The holidays are all warm memories now, unless you have an extra tin of those special Christmas cookies hidden on the top shelf in the pantry. The cold winds and blowing snow will dominate the weather for the next few months in the colder states, but have no fear, the snow crocuses will poke their dainty heads up to grab some warm rays of late March sunshine. Those seed catalogues which come in the mail will help you think of warm weather for sure. Your New Year’s resolutions should still be on your front page, and I hope everyone is able to stay the course.
In the November issue of The Microbibliophile we talked about the future of collecting and miniature books from a few different perspectives including expanding our outreach into the world of children and young collectors. Everyone seems to recognize that "collecting" is something that has appealed mostly to those who are members of the traditional and Baby Boomer generations. This is certainly a good thing because that identifies a very abundant source of teachers and facilitators for all of the generation X, Y, and Z readers.
The problem resides in just what is the best way to help people enjoy and understand the value of printed books in a digital world flooded with information.

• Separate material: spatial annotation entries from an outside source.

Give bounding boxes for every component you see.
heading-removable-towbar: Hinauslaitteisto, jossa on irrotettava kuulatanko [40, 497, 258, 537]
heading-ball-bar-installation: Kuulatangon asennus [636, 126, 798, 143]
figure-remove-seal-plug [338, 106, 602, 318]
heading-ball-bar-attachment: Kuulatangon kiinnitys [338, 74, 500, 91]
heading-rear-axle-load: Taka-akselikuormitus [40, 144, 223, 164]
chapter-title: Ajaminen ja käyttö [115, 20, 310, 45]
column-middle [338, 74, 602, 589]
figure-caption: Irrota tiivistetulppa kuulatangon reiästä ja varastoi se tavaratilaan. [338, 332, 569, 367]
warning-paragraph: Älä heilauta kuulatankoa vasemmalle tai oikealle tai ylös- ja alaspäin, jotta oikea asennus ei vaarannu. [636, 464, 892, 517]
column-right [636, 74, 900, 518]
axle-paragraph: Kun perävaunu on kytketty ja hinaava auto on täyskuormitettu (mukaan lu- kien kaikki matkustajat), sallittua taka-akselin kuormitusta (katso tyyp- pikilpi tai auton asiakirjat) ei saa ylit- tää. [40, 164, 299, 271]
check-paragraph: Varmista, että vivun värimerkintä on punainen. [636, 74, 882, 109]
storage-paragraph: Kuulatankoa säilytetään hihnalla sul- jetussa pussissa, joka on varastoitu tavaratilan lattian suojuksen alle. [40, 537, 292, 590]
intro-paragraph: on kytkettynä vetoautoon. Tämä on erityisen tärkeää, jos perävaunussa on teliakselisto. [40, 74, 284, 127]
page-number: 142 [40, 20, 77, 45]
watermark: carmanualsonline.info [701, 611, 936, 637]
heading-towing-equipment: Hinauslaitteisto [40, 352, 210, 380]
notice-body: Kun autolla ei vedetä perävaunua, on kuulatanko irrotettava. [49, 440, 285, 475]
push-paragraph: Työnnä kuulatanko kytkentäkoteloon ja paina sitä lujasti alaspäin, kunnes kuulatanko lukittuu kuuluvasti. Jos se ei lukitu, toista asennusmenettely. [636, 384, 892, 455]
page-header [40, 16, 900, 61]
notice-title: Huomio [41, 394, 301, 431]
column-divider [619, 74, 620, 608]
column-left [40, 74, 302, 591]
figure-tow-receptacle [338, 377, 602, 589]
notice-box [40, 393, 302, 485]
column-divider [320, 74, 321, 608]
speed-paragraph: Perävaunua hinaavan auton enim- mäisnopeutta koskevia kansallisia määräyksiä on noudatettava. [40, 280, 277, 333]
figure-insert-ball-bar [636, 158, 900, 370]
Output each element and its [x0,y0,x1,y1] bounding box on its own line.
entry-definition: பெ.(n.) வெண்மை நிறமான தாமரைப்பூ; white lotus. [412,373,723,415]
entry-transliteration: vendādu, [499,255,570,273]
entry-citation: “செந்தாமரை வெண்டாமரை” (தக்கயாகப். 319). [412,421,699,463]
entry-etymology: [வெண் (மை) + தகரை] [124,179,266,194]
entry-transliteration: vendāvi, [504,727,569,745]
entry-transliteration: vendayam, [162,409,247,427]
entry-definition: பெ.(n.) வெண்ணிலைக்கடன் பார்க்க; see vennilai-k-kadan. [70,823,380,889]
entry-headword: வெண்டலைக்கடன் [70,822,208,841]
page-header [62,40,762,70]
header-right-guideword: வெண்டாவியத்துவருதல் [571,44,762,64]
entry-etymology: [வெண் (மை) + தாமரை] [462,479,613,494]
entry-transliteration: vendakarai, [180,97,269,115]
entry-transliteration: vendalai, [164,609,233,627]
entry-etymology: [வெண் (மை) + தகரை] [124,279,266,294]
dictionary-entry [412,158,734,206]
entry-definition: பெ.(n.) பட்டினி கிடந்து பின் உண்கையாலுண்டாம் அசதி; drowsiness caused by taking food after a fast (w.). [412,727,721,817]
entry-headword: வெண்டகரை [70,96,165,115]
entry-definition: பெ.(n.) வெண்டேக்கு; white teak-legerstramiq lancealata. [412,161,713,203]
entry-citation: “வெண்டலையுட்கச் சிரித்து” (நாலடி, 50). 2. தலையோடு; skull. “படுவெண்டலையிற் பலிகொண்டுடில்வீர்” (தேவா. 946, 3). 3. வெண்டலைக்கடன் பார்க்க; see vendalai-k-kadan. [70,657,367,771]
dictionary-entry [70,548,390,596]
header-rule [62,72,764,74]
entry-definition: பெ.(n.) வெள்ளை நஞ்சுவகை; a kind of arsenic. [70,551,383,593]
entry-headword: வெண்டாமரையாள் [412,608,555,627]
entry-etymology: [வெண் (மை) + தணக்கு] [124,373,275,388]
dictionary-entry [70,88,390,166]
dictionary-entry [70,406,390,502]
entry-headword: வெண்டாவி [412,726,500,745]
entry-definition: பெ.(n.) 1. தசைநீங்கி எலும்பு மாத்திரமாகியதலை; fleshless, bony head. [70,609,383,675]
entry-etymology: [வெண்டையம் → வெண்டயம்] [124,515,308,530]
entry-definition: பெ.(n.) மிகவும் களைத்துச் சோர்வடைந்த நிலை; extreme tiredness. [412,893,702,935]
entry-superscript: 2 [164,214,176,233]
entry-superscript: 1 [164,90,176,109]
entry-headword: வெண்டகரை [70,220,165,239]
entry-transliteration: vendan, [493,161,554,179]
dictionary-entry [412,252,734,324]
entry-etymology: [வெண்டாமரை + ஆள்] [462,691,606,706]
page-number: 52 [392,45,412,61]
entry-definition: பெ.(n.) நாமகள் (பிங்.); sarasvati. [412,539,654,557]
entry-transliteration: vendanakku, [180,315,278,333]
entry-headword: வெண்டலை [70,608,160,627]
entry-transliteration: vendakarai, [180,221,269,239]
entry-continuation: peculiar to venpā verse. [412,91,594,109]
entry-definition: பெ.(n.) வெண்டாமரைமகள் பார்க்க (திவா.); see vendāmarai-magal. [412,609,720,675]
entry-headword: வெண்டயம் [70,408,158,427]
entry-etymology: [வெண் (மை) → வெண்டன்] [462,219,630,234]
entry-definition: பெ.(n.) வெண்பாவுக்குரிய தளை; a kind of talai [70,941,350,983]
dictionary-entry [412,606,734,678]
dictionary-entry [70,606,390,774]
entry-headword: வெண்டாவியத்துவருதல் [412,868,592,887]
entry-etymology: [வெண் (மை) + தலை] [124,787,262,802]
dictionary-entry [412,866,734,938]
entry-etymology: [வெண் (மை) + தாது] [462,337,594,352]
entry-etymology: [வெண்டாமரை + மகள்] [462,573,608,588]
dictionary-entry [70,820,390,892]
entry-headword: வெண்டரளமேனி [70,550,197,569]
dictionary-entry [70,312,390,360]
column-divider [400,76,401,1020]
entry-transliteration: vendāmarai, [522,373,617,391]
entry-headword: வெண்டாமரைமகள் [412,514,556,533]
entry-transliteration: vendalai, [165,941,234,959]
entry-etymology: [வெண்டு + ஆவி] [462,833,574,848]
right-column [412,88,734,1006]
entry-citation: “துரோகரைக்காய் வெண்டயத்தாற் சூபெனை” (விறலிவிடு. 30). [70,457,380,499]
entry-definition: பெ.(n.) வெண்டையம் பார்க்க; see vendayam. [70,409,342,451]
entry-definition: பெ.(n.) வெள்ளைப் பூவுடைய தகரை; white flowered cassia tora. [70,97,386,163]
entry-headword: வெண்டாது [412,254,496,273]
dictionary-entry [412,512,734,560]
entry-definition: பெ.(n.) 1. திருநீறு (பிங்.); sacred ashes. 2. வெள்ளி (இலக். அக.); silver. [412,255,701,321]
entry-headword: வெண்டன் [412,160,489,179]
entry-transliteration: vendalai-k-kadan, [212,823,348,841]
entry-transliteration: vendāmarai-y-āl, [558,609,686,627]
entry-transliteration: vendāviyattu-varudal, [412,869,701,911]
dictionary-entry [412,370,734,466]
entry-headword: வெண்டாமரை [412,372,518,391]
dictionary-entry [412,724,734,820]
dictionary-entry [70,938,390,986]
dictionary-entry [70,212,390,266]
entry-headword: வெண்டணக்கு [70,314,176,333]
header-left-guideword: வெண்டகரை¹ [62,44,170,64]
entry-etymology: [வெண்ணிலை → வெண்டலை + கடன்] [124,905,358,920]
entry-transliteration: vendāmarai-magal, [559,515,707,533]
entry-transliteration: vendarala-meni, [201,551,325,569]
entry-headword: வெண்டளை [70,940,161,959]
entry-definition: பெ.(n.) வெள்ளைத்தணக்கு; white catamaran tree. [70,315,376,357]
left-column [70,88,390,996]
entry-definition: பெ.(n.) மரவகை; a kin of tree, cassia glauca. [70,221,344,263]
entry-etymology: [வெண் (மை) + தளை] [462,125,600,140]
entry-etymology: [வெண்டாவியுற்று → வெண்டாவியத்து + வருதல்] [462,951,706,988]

During 2017, I will continue this journey to teach and facilitate young bibliophiles. I am mapping out my plans to "overhaul" The Microbibliophile web page to expand our digital presence with a host of offerings. I can certainly use your help, as everyone knows the best things in life are joint efforts, and as they say in the world of project management "plan to plan or plan to fail."
Additionally, Plum Park Press has provided two exciting new titles and there are two titles from Bo Press and an example of a "blank book" from Booksby Press. Nina Mazzo continues her journey through the LXIVMOS and "Books That Went To War." Sherry Mayo shares with us a story about the joy of working with children. Todd Sommerfeld reports on a few items "Not In Bradbury," Mr. Robert Hanson takes us into the kitchen with cooking books, and Joan Knoertzer has provided some after dinner reading with Freddy Ferret. Then there is an article about the "Heinz 57." Read on!
Please share The Microbibliophile with a friend. We all like to share and talk about miniature books, they are our passion. Diversity is the key to success for both our readers as well as our contributors. It brings me, a warm smile when I open a message from a reader and their message is "WOW, so many different articles and so many contributors." Who can foresee what sparkle can shine forth from your eyes with the turning of each page. Keep those ideas and thoughts coming; they are like a wheelbarrow full of fresh fruits and vegetables, good for the body and soul. Please look through your bookshelves, there most certainly is a story there that you will want to share or a subject to be researched. Thank you for the opportunity to bring The Microbibliophile into your home and life. The job of editor is certainly a learning experience and a labor of love. Thank you!